Merkezde kupa uygulaması da yapan Figen Coşkun, merkezdeki uygulamaların birtakım merkezlerdeki üzere çok yüksek fiyatlara mal olmadığını, ayrıyeten doktorlara yönelik sertifikalı eğitimlerle uygulamaları yaygınlaştırmayı hedeflediklerini lisana getirdi.
Coşkun, şunları kaydetti:
“Geleneksel yahut tamamlayıcı birtakım formüllerin merdiven altı uygulamaları çok tehlikeli olabilir. Biz hastaların özgeçmişlerini, muhtemel hastalıklarını sorguluyoruz. Kanama bozukluğu olan bir hastada hacamat yapamazsınız. Biz hastaları doktor olarak pahalandırıyor ve hangi uygulamanın uygun olduğuna karar veriyoruz. Hamile yahut süt veren hastalarda da her uygulama yanlışsız değil. Burada çalışan tüm doktorlarımız, anestezi, fizik tedavi üzere alanlarda profesörler, doçentlerden oluşuyor.”

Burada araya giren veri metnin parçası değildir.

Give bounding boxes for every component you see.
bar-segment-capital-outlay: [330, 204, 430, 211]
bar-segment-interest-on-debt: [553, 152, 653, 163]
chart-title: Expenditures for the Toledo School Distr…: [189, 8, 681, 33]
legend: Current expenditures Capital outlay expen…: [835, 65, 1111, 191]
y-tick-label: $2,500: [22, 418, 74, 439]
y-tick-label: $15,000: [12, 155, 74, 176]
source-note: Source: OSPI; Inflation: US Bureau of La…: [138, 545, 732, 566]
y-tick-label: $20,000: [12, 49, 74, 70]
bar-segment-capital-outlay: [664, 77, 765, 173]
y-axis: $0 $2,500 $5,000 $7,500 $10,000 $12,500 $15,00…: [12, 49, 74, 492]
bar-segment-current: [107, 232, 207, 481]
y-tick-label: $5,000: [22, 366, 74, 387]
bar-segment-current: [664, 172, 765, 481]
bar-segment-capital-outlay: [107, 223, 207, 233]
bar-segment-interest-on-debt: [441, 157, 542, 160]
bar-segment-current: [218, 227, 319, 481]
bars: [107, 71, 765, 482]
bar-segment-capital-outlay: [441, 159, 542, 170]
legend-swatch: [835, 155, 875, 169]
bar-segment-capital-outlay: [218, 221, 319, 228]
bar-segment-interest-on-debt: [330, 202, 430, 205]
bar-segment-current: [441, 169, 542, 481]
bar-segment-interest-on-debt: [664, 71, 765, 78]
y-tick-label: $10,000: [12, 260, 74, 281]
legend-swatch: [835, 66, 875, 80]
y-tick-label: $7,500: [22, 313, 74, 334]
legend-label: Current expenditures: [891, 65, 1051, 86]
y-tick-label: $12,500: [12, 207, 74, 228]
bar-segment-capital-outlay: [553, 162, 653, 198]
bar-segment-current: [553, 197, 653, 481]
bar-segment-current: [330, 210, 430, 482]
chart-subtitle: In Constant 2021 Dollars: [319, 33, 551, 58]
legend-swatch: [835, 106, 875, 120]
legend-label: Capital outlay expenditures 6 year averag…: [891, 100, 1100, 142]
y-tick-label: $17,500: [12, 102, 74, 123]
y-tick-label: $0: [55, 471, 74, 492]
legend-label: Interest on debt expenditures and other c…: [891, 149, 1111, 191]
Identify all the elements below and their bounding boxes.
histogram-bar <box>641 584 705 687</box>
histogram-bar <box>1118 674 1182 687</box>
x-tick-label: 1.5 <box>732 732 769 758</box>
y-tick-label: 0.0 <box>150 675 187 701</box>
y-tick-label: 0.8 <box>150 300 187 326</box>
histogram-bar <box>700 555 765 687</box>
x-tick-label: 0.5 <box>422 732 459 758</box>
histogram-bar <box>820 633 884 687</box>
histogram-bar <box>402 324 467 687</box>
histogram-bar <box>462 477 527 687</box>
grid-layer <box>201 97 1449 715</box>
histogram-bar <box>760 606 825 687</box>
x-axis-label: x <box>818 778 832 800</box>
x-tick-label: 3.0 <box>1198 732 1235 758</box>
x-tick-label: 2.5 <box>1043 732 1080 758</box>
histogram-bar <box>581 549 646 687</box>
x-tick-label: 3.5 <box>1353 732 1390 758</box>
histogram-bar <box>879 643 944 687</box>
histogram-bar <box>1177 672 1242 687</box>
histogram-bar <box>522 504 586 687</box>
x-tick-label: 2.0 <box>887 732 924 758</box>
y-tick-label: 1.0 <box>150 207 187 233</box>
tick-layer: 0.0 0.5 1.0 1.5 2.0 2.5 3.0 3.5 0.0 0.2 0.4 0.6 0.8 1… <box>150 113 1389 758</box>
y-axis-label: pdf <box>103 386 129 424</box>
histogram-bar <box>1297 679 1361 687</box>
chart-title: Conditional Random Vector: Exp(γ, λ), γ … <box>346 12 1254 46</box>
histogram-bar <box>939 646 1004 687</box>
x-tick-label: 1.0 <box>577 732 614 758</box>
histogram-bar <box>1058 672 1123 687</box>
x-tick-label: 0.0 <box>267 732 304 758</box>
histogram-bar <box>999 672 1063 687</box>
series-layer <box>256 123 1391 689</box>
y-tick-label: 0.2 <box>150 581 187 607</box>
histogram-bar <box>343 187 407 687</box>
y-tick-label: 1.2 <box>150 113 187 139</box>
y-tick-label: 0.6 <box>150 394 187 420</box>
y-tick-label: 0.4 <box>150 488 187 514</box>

Prof. Dr. Figen Coşkun, vatandaşlara Sıhhat Bakanlığı tarafından onaylanmış merkezlere ve sertifika sahibi şahıslara başvurması gerektiği konusunda ikazda bulundu.
Ozon terapiye ilgi büyük
Merkezde Müdür Yardımcılığı misyonunu üstlenen ve birebir vakitte ozon tedavisi uygulayan Anesteziyoloji ve Reanimasyon Uzmanı Doç. Dr. Hale Aksu Erdost, bağışıklık sistemini güçlendiren tedavilerin bilhassa salgın periyodunda büyük talep gördüğünü aktardı.
Saf oksijenden özel bir jeneratör vasıtasıyla elde edilen ozon gazının hastanın kendi kanı yahut serum fizyolojik ile karıştırılarak ya da gaz halinde bedenin çeşitli bölgelerine verilmesi ile uygulanan ozon terapisinin antiviral, antibakteriyel ve antifungal özelliklerinden faydalandıklarını aktaran Erdost, şu bilgileri verdi:
“Uzun süren bir tedavi değil, yaklaşık 15 dakikalık bir süreç. Uygulama yeri ve sterilizasyon çok kıymetli. Uzman doktor denetiminde olması ve acil durumlarda müdahalenin sağlanabileceği bir merkezde yapılması gerekli. Bu açıdan üniversite hastanesi çok uygun. Bu uygulamada çok yüksek talep var. Koronavirüs üzerinde kâfi bilimsel çalışma yapılmasa da ozonun bağışıklık sistemini güçlendirdiğini biliyoruz. Materyal fiyatından yola çıkarak fiyatlandırma yapıyoruz. Bu nedenle fiyatlarımızın de dışarıya nazaran daha uygun olduğunu söyleyebiliriz.”